Saturday, March 16, 2019

Vitaly Maklakov & Lefterna – Solar Mycelium

Ostroga Records (OTR-069), 2016

https://ostroga.bandcamp.com/album/vitaly-maklakov-lefterna-solar-mycelium

It’s one thing to put together a successful ambient album. It’s quite another to tap into the mind of the listener, to make him or her forget that they’re listening, and provide a doorway into a synthetic mode of consciousness. I have often thought that the best ambient albums are those that provide not just an unexpected technical experience, but a form of mental escapism that walks a fine line between subtle guidance and allowing enough freedom for the listener to collaborate on the creation of something beyond just the sounds. Inspired by the ambiance, the listener molds an imaginary world; a unique imaginary state that can be revisited time and again, sometimes with different results.
Solar Mycelium is among the rare breed of ambient works that achieves both states. Lefterna (Boban Ristevski) and Vitaly Maklakov have fused minimal electronic drone and field recording into an exploration of the unseen world that flows all around us. The album begins with “Fairy Rings,” in which a gentle bed of static buoys a series of quiet metallic creaks and scrapes. As the track progresses, you can feel the heat of summer rising from the ground, and the sounds shift into the noise of insects on a heavy, lazy, dream-invoking afternoon. There’s just enough evolution to keep the track from becoming mechanical, which is vital in an organic framework such as this.
“Cradle of the Information Snare” is a tad heavier and darker, with odd sampled warbles replacing the field recording, but the drowsy hypnotic effect is the same. Much similar ambient music that leans on such a minimal structure often fades into the background, and the bond between mood and listener dissolves. Not here.
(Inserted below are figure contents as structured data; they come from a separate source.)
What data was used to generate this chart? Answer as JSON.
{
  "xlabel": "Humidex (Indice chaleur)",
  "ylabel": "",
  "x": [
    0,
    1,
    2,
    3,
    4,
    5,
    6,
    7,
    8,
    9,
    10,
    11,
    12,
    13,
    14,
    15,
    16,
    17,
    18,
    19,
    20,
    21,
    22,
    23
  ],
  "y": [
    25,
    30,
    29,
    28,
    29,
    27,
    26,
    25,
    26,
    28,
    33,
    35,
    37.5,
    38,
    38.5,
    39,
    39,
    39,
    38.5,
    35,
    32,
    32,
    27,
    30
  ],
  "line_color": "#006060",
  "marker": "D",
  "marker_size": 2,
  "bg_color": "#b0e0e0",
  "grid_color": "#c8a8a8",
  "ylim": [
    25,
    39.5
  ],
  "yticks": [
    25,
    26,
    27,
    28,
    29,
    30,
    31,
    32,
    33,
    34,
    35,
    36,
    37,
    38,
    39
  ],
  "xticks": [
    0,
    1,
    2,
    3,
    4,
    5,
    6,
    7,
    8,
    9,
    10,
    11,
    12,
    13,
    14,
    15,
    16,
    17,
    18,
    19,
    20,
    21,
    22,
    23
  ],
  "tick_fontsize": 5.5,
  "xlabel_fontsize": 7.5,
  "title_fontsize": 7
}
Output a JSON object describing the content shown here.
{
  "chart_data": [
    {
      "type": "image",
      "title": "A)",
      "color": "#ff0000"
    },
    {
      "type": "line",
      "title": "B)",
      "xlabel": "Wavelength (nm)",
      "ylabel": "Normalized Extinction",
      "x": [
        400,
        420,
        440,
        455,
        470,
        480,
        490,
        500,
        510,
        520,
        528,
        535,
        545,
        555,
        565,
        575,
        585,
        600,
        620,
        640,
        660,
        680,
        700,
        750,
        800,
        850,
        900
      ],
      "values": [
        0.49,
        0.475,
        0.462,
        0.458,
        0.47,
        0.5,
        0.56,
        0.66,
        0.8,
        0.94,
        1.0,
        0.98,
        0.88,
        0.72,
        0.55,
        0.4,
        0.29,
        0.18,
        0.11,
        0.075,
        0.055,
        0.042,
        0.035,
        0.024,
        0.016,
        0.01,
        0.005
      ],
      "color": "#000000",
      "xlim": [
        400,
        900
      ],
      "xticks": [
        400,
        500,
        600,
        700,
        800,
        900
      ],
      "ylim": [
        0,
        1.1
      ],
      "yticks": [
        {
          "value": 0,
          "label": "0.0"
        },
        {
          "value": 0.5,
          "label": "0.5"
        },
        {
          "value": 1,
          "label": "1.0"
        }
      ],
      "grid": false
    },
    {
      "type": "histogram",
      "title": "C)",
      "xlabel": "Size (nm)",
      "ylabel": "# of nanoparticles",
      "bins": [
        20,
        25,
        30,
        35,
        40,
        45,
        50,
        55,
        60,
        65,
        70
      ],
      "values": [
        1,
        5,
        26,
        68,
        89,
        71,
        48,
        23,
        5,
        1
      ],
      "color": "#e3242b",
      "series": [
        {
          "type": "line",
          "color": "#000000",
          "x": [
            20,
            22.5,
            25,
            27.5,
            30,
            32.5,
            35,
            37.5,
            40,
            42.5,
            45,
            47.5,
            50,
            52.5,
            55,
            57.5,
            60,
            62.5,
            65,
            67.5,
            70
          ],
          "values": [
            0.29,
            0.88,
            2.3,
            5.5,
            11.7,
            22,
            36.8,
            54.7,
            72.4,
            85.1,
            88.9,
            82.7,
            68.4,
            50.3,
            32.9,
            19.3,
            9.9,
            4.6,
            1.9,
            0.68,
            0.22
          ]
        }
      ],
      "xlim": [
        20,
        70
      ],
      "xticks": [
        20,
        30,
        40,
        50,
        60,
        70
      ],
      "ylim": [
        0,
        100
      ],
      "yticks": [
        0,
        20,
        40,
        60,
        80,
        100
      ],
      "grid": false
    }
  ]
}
The final two tracks show Ristevski and Maklakov indulging their deep-listening and longform muses, and over the thirty-one combined minutes, Solar Mycelium reaches its surreal peak. The title track is thick with strangeness despite its simple structure; it’s easy to imagine the air about you dotted with invisible fairies flitting and darting about, but this is no wispy aria. The odd buzzes and tiny buried whines ground the track and shroud it in hazy mystery, with a tinge of shadow tracing the edges. It’s a haunting piece of work that displays a delicate balance of its components without losing sight of the overall structure. At nineteen and a half minutes, “Fluorescent Landscape” is the album’s longest, and while the distortion is enhanced, the aesthetic is the same. It’s not quite as trance-inducing as the previous track, as its sonic range is wider, but the patterns of hidden static pops keep the immersion high for its duration.
Albums in the mold of Solar Mycelium are easy to come by these days, but precious few walk the tightrope between overbearing and inconsequential as surely as this one does. Deftly placed between active collaboration and consuming escapism, this unusual album nails the elusive state sought by so many similar artists. Maklakov and Ristevski might not blow your ears away with studio trickery, but that’s not their goal. For a strikingly creative minimal ambient experience that gently treads the waters of the deep subconscious, I haven’t heard an album all year that equals the strangely mythical poise of this one.